January 18, 2017
This week, Donald Trump will be inaugurated as the 45th president of the United States, bringing along a collection of new ideas, policies, and regulations anticipated to have a sizable impact on how–and where–cars are made. But right now, it’s unclear exactly what those changes and their implications may be.
CEO of Fiat-Chrysler, Sergio Marchionne, summed up the overall sentiment well last week when he said, “I need clarity. I think we all need clarity.”
Here are three big areas where automakers seek clarity.
- Tariffs. Trump reportedly told German automakers they would be subject to a 35% tariff if they sell cars in the US that are built outside the US. German automakers sold approximately 1.3 million vehicles in the United States last year, making up 7.6% of all new vehicle sales. Trump has noted similar tariff plans for cars made in neighboring Mexico and Canada. According to the New York Times, imported vehicles account for more than 40% of the American auto market. Last year, about 8 million cars, trucks, and sports utilities sold in the United States were built elsewhere, primarily in Mexico, Canada, Japan, and Korea. Also, 2015 saw auto parts worth $143 billion imported into the US, with about 35% coming from Mexico. This compares with $81 billion in parts that were exported from the US.
- Business expansion. Business expansion and tariffs work hand in hand, with many manufacturers choosing to build and expand their operations in places where they will be least penalized financially. Since Trump was elected, Ford, GM, Fiat Chrysler, and Hyundai have all announced business expansion plans inside the US. Conversely, Toyota received the Twitter wrath of President-elect Trump when it announced an expansion of its operations in Mexico.
- Fuel efficiency standards. In mid-November, the Alliance of Automobile Manufacturers requested that the incoming Trump administration halt the progress on the Obama administration’s 2025 fuel economy and greenhouse rules. While no one knows for sure what regulatory changes are on the horizon, automakers and suppliers do know that any changes will affect what kind of vehicles consumers want, how automakers prioritize what kind of vehicles to build, and the materials automakers use.
It’s hard for anyone just to wait and see what will happen, and even harder when it means waiting to see what changes need to be made to the many factors running a multi-billion dollar company–and the ecosystem of companies supporting it.
Here are three things you can begin doing now as you wait for clarity and know what changes to your operations need to be made.
- Monitor, monitor, monitor. You are probably already doing this, but it bears repeating. Make sure you have real-time information about what is going on in Washington regarding the issues, policies, and legislation impacting your business and operations. This is especially important if your company manufactures components for vehicles produced outside of the US for the US market.

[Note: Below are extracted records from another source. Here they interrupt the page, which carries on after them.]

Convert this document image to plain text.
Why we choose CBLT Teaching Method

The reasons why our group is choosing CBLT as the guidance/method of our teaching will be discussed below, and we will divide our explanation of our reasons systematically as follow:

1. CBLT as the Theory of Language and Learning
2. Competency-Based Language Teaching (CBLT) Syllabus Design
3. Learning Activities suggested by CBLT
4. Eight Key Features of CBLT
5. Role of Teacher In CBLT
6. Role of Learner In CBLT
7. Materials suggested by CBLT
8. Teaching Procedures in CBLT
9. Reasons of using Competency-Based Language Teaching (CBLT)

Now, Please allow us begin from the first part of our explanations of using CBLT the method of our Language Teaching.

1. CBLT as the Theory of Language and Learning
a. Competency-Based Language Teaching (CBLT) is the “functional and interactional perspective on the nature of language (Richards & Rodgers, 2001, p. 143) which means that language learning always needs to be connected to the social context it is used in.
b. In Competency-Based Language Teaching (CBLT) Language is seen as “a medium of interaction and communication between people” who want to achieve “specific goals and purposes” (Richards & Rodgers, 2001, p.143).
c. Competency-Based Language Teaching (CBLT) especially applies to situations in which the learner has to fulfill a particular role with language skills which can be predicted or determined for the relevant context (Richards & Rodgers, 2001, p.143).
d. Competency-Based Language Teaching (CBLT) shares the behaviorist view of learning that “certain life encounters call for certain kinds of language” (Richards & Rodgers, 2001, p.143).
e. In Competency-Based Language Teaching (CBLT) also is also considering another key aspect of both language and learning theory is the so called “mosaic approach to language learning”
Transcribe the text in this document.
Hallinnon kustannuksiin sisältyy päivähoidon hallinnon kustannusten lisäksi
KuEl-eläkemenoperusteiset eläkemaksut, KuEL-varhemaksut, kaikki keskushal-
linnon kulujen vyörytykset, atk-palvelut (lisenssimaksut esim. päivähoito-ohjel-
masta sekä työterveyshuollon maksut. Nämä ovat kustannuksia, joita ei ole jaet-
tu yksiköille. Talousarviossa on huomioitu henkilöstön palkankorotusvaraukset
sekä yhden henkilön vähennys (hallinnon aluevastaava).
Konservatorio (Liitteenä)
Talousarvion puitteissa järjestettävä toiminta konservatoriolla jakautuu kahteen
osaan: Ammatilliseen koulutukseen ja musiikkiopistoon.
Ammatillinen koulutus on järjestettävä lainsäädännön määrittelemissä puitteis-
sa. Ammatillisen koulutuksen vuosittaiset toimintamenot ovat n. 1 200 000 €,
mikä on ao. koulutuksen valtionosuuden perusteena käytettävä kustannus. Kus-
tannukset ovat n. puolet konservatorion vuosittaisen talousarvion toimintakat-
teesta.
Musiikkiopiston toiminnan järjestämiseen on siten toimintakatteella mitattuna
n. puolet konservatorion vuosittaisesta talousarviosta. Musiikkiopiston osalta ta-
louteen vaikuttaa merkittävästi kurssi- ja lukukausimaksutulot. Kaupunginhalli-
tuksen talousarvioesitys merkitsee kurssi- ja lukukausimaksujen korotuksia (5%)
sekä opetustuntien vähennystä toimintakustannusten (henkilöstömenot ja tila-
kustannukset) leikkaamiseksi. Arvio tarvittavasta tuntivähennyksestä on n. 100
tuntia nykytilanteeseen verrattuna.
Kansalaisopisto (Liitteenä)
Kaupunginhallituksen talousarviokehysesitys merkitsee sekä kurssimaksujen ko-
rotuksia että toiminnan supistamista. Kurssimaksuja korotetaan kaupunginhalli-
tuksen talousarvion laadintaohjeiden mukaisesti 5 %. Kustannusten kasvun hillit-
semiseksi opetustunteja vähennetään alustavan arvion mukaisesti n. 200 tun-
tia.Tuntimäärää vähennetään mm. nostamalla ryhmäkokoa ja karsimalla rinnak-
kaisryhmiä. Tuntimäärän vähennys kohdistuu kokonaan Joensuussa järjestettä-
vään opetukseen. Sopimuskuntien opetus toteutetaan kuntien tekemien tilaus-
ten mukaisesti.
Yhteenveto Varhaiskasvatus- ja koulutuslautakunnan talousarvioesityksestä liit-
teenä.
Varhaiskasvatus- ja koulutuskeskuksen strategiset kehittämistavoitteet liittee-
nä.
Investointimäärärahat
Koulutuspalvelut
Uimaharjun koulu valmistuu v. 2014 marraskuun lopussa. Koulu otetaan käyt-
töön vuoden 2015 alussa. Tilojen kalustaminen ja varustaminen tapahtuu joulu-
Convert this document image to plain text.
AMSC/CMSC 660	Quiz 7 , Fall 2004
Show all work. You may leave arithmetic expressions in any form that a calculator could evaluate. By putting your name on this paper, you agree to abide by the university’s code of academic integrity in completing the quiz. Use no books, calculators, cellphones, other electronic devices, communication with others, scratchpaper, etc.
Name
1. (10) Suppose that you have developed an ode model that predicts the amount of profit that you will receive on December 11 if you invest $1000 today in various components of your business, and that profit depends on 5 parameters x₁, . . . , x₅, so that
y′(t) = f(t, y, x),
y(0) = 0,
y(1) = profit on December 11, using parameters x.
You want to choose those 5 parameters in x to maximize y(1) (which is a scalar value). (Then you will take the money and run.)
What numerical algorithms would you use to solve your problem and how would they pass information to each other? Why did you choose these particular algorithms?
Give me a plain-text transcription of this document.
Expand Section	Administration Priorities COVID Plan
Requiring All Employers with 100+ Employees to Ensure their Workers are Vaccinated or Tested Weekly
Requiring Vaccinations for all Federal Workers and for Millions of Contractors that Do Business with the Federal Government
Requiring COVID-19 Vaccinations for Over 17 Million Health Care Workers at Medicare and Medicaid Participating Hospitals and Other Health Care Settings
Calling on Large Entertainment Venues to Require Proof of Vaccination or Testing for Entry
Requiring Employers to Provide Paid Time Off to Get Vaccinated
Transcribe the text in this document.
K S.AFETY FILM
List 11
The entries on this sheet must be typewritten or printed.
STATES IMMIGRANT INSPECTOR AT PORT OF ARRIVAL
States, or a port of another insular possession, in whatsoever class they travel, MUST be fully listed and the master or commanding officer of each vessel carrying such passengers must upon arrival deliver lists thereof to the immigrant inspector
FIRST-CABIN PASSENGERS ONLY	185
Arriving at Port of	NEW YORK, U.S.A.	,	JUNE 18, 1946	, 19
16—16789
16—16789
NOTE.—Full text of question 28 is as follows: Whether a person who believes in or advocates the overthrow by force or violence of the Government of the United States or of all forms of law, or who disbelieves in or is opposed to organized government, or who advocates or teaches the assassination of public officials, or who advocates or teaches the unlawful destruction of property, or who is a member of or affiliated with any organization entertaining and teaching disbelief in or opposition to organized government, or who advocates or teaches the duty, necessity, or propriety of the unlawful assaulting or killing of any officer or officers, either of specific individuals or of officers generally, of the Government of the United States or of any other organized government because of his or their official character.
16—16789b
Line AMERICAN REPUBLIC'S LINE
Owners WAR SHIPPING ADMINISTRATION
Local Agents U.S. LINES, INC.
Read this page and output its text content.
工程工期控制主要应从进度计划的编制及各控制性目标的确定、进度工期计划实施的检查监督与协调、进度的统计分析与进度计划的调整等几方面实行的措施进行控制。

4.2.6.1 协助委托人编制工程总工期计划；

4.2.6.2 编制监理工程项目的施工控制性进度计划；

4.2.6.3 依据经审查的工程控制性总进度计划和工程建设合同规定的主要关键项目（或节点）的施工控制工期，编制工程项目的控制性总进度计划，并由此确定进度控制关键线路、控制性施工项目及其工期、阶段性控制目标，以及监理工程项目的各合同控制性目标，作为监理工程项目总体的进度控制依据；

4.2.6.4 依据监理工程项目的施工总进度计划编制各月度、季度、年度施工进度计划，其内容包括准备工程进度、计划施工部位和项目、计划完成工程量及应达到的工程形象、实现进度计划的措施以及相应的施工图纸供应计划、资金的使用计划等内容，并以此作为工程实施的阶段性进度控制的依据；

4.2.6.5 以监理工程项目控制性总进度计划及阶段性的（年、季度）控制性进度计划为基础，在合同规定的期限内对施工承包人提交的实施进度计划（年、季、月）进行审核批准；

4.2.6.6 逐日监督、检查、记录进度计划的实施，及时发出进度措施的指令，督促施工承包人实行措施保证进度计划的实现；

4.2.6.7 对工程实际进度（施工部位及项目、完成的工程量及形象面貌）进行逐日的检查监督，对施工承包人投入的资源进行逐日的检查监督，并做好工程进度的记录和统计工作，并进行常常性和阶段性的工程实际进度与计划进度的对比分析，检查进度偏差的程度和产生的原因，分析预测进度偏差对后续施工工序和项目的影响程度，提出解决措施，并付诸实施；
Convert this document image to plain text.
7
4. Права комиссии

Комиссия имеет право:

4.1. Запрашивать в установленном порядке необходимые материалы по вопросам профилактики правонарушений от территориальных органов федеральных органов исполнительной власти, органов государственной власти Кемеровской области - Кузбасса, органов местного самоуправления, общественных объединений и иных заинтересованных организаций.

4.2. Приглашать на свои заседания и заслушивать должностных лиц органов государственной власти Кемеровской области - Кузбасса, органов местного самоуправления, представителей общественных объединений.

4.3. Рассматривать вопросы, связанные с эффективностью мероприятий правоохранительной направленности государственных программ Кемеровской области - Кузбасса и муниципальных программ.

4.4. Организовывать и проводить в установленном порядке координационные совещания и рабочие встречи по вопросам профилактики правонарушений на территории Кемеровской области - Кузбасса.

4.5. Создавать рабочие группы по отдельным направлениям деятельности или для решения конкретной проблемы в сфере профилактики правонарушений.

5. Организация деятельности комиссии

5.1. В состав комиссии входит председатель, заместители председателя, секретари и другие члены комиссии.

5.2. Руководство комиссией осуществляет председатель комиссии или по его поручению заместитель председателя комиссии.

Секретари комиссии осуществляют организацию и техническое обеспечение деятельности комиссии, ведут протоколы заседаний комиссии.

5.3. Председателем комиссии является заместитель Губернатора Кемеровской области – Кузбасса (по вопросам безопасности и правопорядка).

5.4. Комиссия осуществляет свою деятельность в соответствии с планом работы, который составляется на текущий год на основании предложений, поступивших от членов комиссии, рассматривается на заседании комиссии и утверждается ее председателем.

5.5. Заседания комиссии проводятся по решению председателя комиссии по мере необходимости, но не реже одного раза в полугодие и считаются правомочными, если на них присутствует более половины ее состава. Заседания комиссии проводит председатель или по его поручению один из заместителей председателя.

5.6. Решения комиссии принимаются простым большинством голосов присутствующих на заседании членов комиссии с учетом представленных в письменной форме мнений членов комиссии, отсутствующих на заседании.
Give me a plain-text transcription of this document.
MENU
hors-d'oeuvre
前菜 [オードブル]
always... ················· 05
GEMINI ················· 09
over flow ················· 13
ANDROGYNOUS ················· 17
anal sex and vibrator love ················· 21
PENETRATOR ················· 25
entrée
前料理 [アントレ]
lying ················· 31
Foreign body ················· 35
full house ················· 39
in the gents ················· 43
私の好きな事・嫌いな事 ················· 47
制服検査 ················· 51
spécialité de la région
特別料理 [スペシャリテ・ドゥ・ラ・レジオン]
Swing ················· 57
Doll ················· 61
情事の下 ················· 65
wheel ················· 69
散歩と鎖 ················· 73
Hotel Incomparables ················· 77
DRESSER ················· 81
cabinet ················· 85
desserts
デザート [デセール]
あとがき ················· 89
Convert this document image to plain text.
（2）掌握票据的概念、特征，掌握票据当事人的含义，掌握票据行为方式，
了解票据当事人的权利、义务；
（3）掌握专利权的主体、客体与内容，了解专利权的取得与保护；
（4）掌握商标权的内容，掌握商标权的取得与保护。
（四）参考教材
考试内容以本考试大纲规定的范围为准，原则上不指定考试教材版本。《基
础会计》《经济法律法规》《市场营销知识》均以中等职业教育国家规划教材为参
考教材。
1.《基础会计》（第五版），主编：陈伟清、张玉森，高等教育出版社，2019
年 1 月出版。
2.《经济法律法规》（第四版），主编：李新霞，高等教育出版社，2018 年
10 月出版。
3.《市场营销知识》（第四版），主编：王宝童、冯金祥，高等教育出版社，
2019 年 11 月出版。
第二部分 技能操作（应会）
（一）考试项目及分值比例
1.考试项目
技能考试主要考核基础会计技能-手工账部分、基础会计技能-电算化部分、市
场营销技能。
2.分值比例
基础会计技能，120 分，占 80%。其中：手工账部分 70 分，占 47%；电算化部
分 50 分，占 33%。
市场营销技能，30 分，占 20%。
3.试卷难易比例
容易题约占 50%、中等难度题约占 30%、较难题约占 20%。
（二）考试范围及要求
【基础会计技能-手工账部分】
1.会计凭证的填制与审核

These are the vehicles that stand to be adversely impacted by tariffs.
- Get a clear picture of your supplier network. Understand the risk and vulnerabilities in your supply chain that can lead to parts shortages during periods of volatility, including rapid manufacturing location changes or changes in the products your customers request. Any impending changes by the new administration will likely be location-based and potentially sudden, causing changes all across your supply chain.
- Audit the agility of your business processes and technology. The anticipated changes will likely mean substantial changes to your supply chain and financial business systems. Take a look at the business processes you have to manage global currencies, tax regulations, material sourcing, inventory management, among others.
Now is the time to build contingency plans and determine how you may need to redistribute manufacturing capabilities to lessen your exposure to potential tariffs or other expenses that may be coming with new US trade policies anticipated with the new administration. This is also your opportunity to ensure you have the technology in place to quickly shift gears and make your updated processes operational.